In a conversation with the vice principals we got to know a little bit about what they are thinking in terms of plans for next year’s schedule.  Although no specific changes have been decided, the administration is aware of concerns around how best to use the instructional time we have during the school day, and wants to make the right decision.

“Intervention was created to give students additional time to get help from their teachers,” said vice principal James Murphy. “We have been discussing a possible change in the intervention block right now. We are not so sure that students make the best use of their time, so we are looking for options for that period. None of the changes have been determined yet, but we are trying to do the best we can to get students to make a better use of their intervention.”

“We are getting a lot of feedback from teachers and students about our current schedule and we are going to make sure everybody’s opinion about the schedule changes is being heard,” Murphy said. “What we hear the most is that the class periods being too long and students and teachers are struggling to stay in class for all that time. So we are now focusing on making changes to make the classes shorter and easier to get through.” 

Students and teachers share different opinions about what should be done with intervention for the next school year, and people responsible for the changes are being put in a tough spot of deciding what should actually be done to it. 

Some students see intervention as the only time during the school day when they can have a much-needed “break.”

“I think I can say that there is no one in this building that actually enjoys being here,” said junior Jose Olavo. “Long classes, short breaks, we do this five days a week and and still someone wants to take intervention out and add another class? It’s unacceptable. There are a lot of students like me who have to work after school till later at night and none of that is being considered.
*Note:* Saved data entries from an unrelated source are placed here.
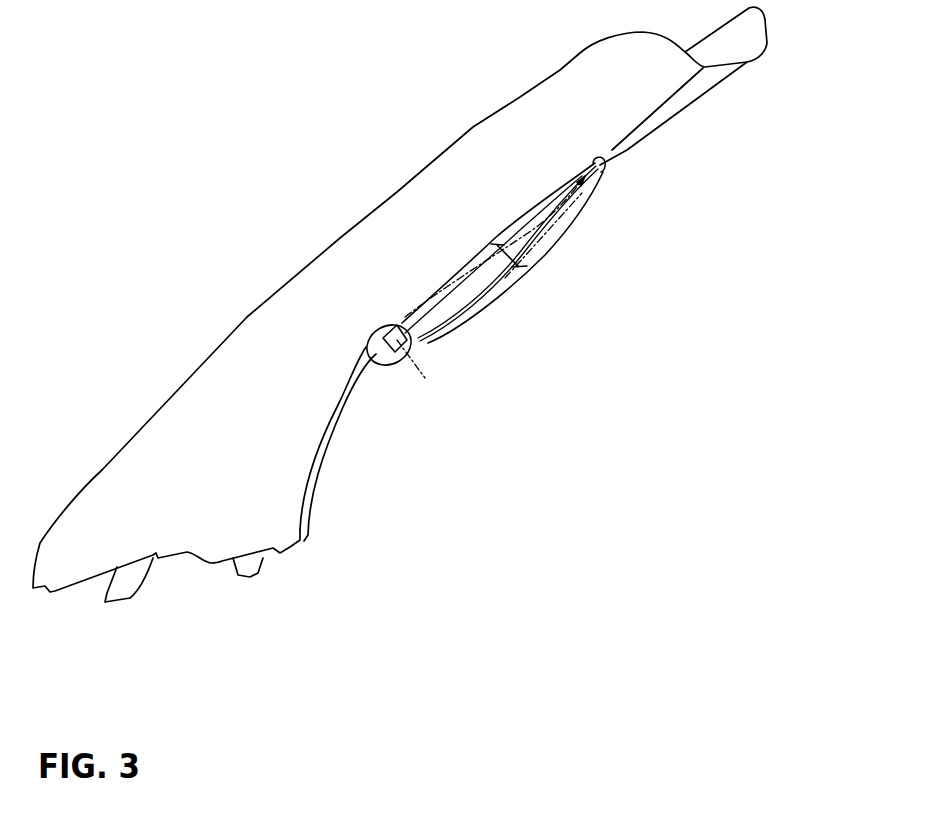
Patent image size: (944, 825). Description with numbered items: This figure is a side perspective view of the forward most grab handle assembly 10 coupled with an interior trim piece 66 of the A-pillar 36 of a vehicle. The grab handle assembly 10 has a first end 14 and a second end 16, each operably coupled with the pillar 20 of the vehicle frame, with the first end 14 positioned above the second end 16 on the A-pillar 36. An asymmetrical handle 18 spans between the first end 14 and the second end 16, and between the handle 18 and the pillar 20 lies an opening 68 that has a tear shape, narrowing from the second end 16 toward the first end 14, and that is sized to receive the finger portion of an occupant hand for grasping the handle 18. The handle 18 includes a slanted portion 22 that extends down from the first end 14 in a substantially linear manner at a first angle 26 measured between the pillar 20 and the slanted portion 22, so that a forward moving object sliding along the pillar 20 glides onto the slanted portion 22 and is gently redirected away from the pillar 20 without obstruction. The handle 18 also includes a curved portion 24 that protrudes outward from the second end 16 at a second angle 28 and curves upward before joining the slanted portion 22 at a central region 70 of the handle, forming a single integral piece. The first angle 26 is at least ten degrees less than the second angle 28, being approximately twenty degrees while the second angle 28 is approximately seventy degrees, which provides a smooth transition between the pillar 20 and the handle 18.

The grab handle assembly 10 is at (561, 284).
The first end 14 is at (595, 163).
The second end 16 is at (378, 351).
The asymmetrical handle 18 is at (492, 304).
The pillar 20 is at (400, 304).
The slanted portion 22 is at (556, 238).
The curved portion 24 is at (433, 343).
The first angle 26 is at (505, 266).
The second angle 28 is at (413, 343).
The A-pillar 36 is at (400, 304).
The interior trim piece 66 is at (283, 328).
The opening 68 is at (482, 282).
The central region 70 is at (450, 301).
I absolutely hate the idea of having to take another class next year if they get rid of intervention and that I wouldn’t have a break block.” 
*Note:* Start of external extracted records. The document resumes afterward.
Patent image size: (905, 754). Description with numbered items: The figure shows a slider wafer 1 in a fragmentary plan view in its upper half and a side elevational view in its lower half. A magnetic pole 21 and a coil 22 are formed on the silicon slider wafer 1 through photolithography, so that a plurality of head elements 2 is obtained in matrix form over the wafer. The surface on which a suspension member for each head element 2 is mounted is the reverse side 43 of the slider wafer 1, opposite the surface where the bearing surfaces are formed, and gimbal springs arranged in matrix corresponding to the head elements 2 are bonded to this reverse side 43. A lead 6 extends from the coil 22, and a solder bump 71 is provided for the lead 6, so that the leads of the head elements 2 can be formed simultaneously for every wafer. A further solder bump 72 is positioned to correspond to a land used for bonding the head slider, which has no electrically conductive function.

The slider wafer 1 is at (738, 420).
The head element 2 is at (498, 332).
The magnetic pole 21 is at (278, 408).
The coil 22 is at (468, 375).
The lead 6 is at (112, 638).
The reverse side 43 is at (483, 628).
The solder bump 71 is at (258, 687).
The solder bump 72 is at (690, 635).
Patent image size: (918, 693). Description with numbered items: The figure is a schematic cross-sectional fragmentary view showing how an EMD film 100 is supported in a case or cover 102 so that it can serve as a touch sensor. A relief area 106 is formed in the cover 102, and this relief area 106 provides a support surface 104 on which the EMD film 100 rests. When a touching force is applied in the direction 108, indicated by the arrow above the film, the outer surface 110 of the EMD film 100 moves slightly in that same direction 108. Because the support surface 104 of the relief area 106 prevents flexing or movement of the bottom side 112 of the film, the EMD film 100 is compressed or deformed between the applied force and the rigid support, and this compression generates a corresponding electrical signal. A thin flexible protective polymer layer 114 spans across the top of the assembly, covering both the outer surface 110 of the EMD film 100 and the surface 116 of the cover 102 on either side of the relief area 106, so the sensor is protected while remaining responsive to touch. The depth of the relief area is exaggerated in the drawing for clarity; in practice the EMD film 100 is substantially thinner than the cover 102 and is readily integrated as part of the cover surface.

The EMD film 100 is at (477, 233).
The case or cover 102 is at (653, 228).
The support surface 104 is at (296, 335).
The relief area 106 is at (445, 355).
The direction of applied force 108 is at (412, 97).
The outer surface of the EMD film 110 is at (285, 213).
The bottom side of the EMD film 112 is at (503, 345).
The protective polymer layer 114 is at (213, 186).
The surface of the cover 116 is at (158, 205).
Others aren’t so convinced that it’s the best use of their time.

“I understand why they want to change it,” said junior Anne Machado.” And to be honest I wouldn’t really mind if it actually gets changed. I, just like other students, refuse to stay in class for so long and I’m impressed it actually took the school all this time to realize that they are keeping us in the same class for too long.”

”I don’t really care about the changes that they want to make for next year,” said junior Elisa Alves. “There are other things that could be changed to improve the students’ performance in class but you guys are not ready for that conversation yet.”

Schedule changes are a common thing in high school. There are multiple reasons why the schedule may need to be changed or adjusted such as conflicts with extracurricular activities, academic challenges, or changes in course offerings; however these changes can be very disruptive and stressful for students and their teachers. 

Opposite from what has been said by students, teachers around the school think the time should be used  to teach students life skills, and other things that students will actually need to get out there in the world once they are out of High School.

Regardless, there seems to be a desire among all parties to shorten the length of the current classes.  What that would actually look like, though, in terms of adding additional class periods to the schedule and/or removing intervention is a tricky decision.